The former London mayor took over as premier in July promising to finally deliver on the 2016 referendum vote for Brexit, after his predecessor, Theresa May delayed exit day twice.
Johnson says he wants to agree a divorce deal with Brussels, but says if this is not possible, Britain should leave the EU next month regardless.
However, there are not yet any formal negotiations with the EU and MPs are increasingly fearful of a disorderly divorce, which they believe could cause significant economic damage.
The heightened political tension sent the British pound tumbling on Tuesday to its lowest level against the dollar in almost three years.
It also spilled out onto the streets outside parliament, where anti-Brexit protesters gathered.
“Coming out of the EU with no deal at all is the worst possible option,” said John Wetherall, a retired chemical engineer carrying EU flags.
– ‘Last opportunity’ –
In a heated debate before the vote, Johnson condemned attempts to tie his hands as “surrender”, saying the rebels’ plan would hand power over exit negotiations to Brussels.
But his critics won an early boost by the dramatic defection of Conservative MP Phillip Lee, who crossed the Commons while Johnson was speaking to sit with the pro-European Liberal Democrats.
Lee said in his resignation letter that the Conservative party “has become infected with the twin diseases of populism and English nationalism” as a result of Brexit.
Tuesday’s vote will clear time in the House of Commons on Wednesday to introduce legislation that could force Johnson to delay Brexit to January 31 if he cannot agree an EU deal by October 19.
MPs are racing to get it through before parliament is suspended next week, in what Labour leader Jeremy Corbyn said “may be our last opportunity” to prevent a chaotic Brexit.
But government minister Jacob Rees-Mogg said the move sought to “confound the referendum result” after Britons voted for Brexit in 2016.
Lee’s defection means the prime minister no longer has a majority in the 650-seat chamber — and if the rebels are expelled, Johnson’s position will be further weakened.
But he remains in government until he loses a formal confidence vote, or calls an election.
On a day of high drama, an Edinburgh court also heard a legal challenge against Johnson’s decision to suspend parliament next week for more than a month. Critics said Johnson’s move was a bid to silence MPs.
The judge is expected to announce his ruling on Wednesday.
Johnson insists his threat to leave the EU without a deal will ultimately force the bloc to sign up to new terms to ease the end of Britain’s 46-year membership of the bloc.
But his critics warn this is wishful thinking.

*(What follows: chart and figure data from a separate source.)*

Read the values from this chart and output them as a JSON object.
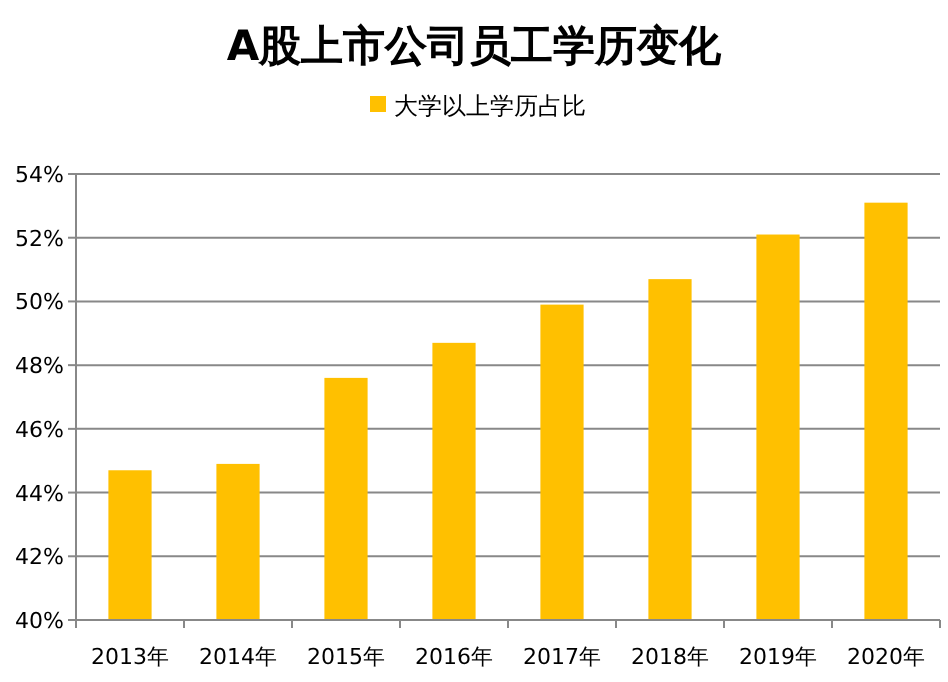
{
  "chart_data": {
    "type": "bar",
    "title": "A股上市公司员工学历变化",
    "categories": [
      "2013年",
      "2014年",
      "2015年",
      "2016年",
      "2017年",
      "2018年",
      "2019年",
      "2020年"
    ],
    "series": [
      {
        "name": "大学以上学历占比",
        "color": "#ffc000",
        "values": [
          44.7,
          44.9,
          47.6,
          48.7,
          49.9,
          50.7,
          52.1,
          53.1
        ]
      }
    ],
    "ylim": [
      40,
      54
    ],
    "yticks": [
      {
        "value": 40,
        "label": "40%"
      },
      {
        "value": 42,
        "label": "42%"
      },
      {
        "value": 44,
        "label": "44%"
      },
      {
        "value": 46,
        "label": "46%"
      },
      {
        "value": 48,
        "label": "48%"
      },
      {
        "value": 50,
        "label": "50%"
      },
      {
        "value": 52,
        "label": "52%"
      },
      {
        "value": 54,
        "label": "54%"
      }
    ],
    "grid": "y",
    "legend": "top"
  }
}
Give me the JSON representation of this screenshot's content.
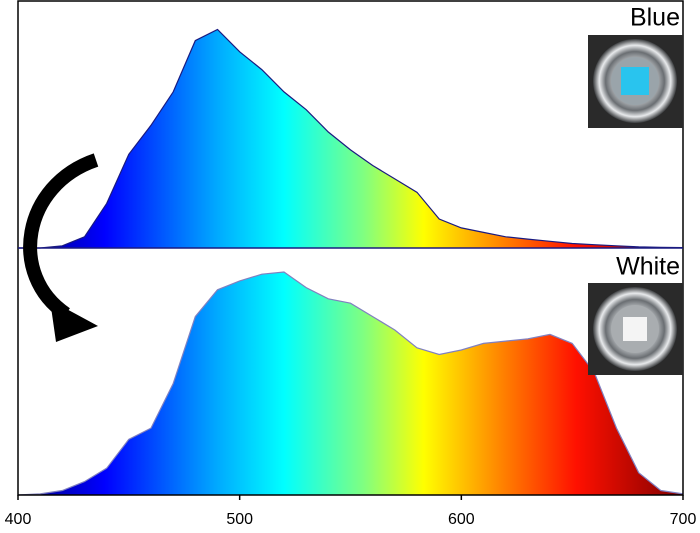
{
  "chart_data": [
    {
      "type": "area",
      "title": "Blue",
      "x": [
        400,
        410,
        420,
        430,
        440,
        450,
        460,
        470,
        480,
        490,
        500,
        510,
        520,
        530,
        540,
        550,
        560,
        570,
        580,
        590,
        600,
        610,
        620,
        630,
        640,
        650,
        660,
        670,
        680,
        690,
        700
      ],
      "values": [
        0,
        0,
        0.01,
        0.05,
        0.2,
        0.42,
        0.55,
        0.7,
        0.93,
        0.98,
        0.88,
        0.8,
        0.7,
        0.62,
        0.52,
        0.44,
        0.37,
        0.31,
        0.25,
        0.13,
        0.09,
        0.07,
        0.05,
        0.04,
        0.03,
        0.02,
        0.015,
        0.01,
        0.005,
        0.003,
        0.002
      ],
      "xlim": [
        400,
        700
      ],
      "ylim": [
        0,
        1
      ],
      "color": "#1a1a80"
    },
    {
      "type": "area",
      "title": "White",
      "x": [
        400,
        410,
        420,
        430,
        440,
        450,
        460,
        470,
        480,
        490,
        500,
        510,
        520,
        530,
        540,
        550,
        560,
        570,
        580,
        590,
        600,
        610,
        620,
        630,
        640,
        650,
        660,
        670,
        680,
        690,
        700
      ],
      "values": [
        0,
        0.005,
        0.02,
        0.06,
        0.12,
        0.25,
        0.3,
        0.5,
        0.8,
        0.92,
        0.96,
        0.99,
        1.0,
        0.93,
        0.88,
        0.86,
        0.8,
        0.74,
        0.66,
        0.63,
        0.65,
        0.68,
        0.69,
        0.7,
        0.72,
        0.68,
        0.55,
        0.3,
        0.1,
        0.02,
        0.005
      ],
      "xlim": [
        400,
        700
      ],
      "ylim": [
        0,
        1
      ],
      "xticks": [
        400,
        500,
        600,
        700
      ],
      "color": "#8080c0"
    }
  ]
}
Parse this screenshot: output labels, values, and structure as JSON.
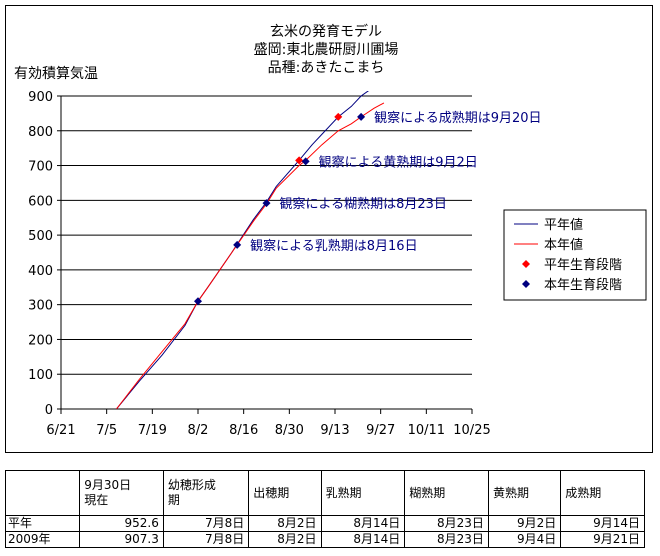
{
  "chart_data": {
    "type": "line",
    "title": [
      "玄米の発育モデル",
      "盛岡:東北農研厨川圃場",
      "品種:あきたこまち"
    ],
    "ylabel": "有効積算気温",
    "ylim": [
      0,
      900
    ],
    "yticks": [
      0,
      100,
      200,
      300,
      400,
      500,
      600,
      700,
      800,
      900
    ],
    "xticks": [
      "6/21",
      "7/5",
      "7/19",
      "8/2",
      "8/16",
      "8/30",
      "9/13",
      "9/27",
      "10/11",
      "10/25"
    ],
    "xlim_days": [
      0,
      126
    ],
    "grid": "horizontal",
    "legend_position": "right",
    "series": [
      {
        "name": "平年値",
        "color": "#000080",
        "kind": "line",
        "x": [
          "7/8",
          "7/15",
          "7/22",
          "7/29",
          "8/2",
          "8/5",
          "8/12",
          "8/19",
          "8/23",
          "8/26",
          "9/2",
          "9/6",
          "9/9",
          "9/14",
          "9/18",
          "9/21",
          "9/24"
        ],
        "y": [
          0,
          80,
          155,
          240,
          310,
          350,
          445,
          545,
          595,
          640,
          715,
          760,
          790,
          840,
          870,
          900,
          920
        ]
      },
      {
        "name": "本年値",
        "color": "#ff0000",
        "kind": "line",
        "x": [
          "7/8",
          "7/15",
          "7/22",
          "7/29",
          "8/2",
          "8/5",
          "8/12",
          "8/19",
          "8/23",
          "8/26",
          "9/2",
          "9/4",
          "9/9",
          "9/14",
          "9/18",
          "9/21",
          "9/25",
          "9/28"
        ],
        "y": [
          0,
          85,
          165,
          245,
          310,
          350,
          445,
          540,
          590,
          635,
          700,
          715,
          760,
          800,
          820,
          840,
          865,
          880
        ]
      },
      {
        "name": "平年生育段階",
        "color": "#ff0000",
        "kind": "markers",
        "x": [
          "9/2",
          "9/14"
        ],
        "y": [
          715,
          840
        ]
      },
      {
        "name": "本年生育段階",
        "color": "#000080",
        "kind": "markers",
        "x": [
          "8/2",
          "8/14",
          "8/23",
          "9/4",
          "9/21"
        ],
        "y": [
          310,
          472,
          592,
          712,
          840
        ]
      }
    ],
    "annotations": [
      {
        "text": "観察による成熟期は9月20日",
        "at": [
          "9/21",
          840
        ]
      },
      {
        "text": "観察による黄熟期は9月2日",
        "at": [
          "9/4",
          712
        ]
      },
      {
        "text": "観察による糊熟期は8月23日",
        "at": [
          "8/23",
          592
        ]
      },
      {
        "text": "観察による乳熟期は8月16日",
        "at": [
          "8/14",
          472
        ]
      }
    ]
  },
  "table": {
    "headers": [
      "",
      "9月30日\n現在",
      "幼穂形成\n期",
      "出穂期",
      "乳熟期",
      "糊熟期",
      "黄熟期",
      "成熟期"
    ],
    "rows": [
      [
        "平年",
        "952.6",
        "7月8日",
        "8月2日",
        "8月14日",
        "8月23日",
        "9月2日",
        "9月14日"
      ],
      [
        "2009年",
        "907.3",
        "7月8日",
        "8月2日",
        "8月14日",
        "8月23日",
        "9月4日",
        "9月21日"
      ]
    ]
  }
}
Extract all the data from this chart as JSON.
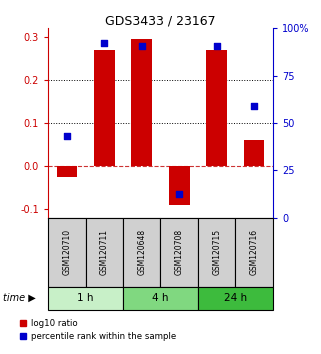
{
  "title": "GDS3433 / 23167",
  "samples": [
    "GSM120710",
    "GSM120711",
    "GSM120648",
    "GSM120708",
    "GSM120715",
    "GSM120716"
  ],
  "log10_ratio": [
    -0.025,
    0.27,
    0.295,
    -0.09,
    0.27,
    0.06
  ],
  "percentile_rank": [
    0.07,
    0.285,
    0.28,
    -0.065,
    0.28,
    0.14
  ],
  "time_groups": [
    {
      "label": "1 h",
      "start": 0,
      "end": 2,
      "color": "#c8f0c8"
    },
    {
      "label": "4 h",
      "start": 2,
      "end": 4,
      "color": "#80d880"
    },
    {
      "label": "24 h",
      "start": 4,
      "end": 6,
      "color": "#3dbb3d"
    }
  ],
  "bar_color": "#cc0000",
  "dot_color": "#0000cc",
  "ylim": [
    -0.12,
    0.32
  ],
  "y2lim": [
    0,
    100
  ],
  "yticks_left": [
    -0.1,
    0.0,
    0.1,
    0.2,
    0.3
  ],
  "yticks_right": [
    0,
    25,
    50,
    75,
    100
  ],
  "ytick_labels_right": [
    "0",
    "25",
    "50",
    "75",
    "100%"
  ],
  "hlines": [
    0.1,
    0.2
  ],
  "zero_line_color": "#cc3333",
  "hline_color": "#000000",
  "bar_width": 0.55,
  "dot_size": 18,
  "sample_box_color": "#d0d0d0",
  "sample_box_edge": "#000000",
  "bg_color": "#ffffff"
}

In the meantime, leaked government assessments have warned that no-deal could lead to food, fuel and medicine shortages.
UN economists also on Tuesday warned that Britain could lose at least $16 billion (14.6 billion euros) a year on exports to the European Union if it left without a deal.
If Johnson’s bid for an election fails, or if the “no deal” legislation fails, Corbyn has warned he might still try to stop the prime minister by calling a confidence vote in the government.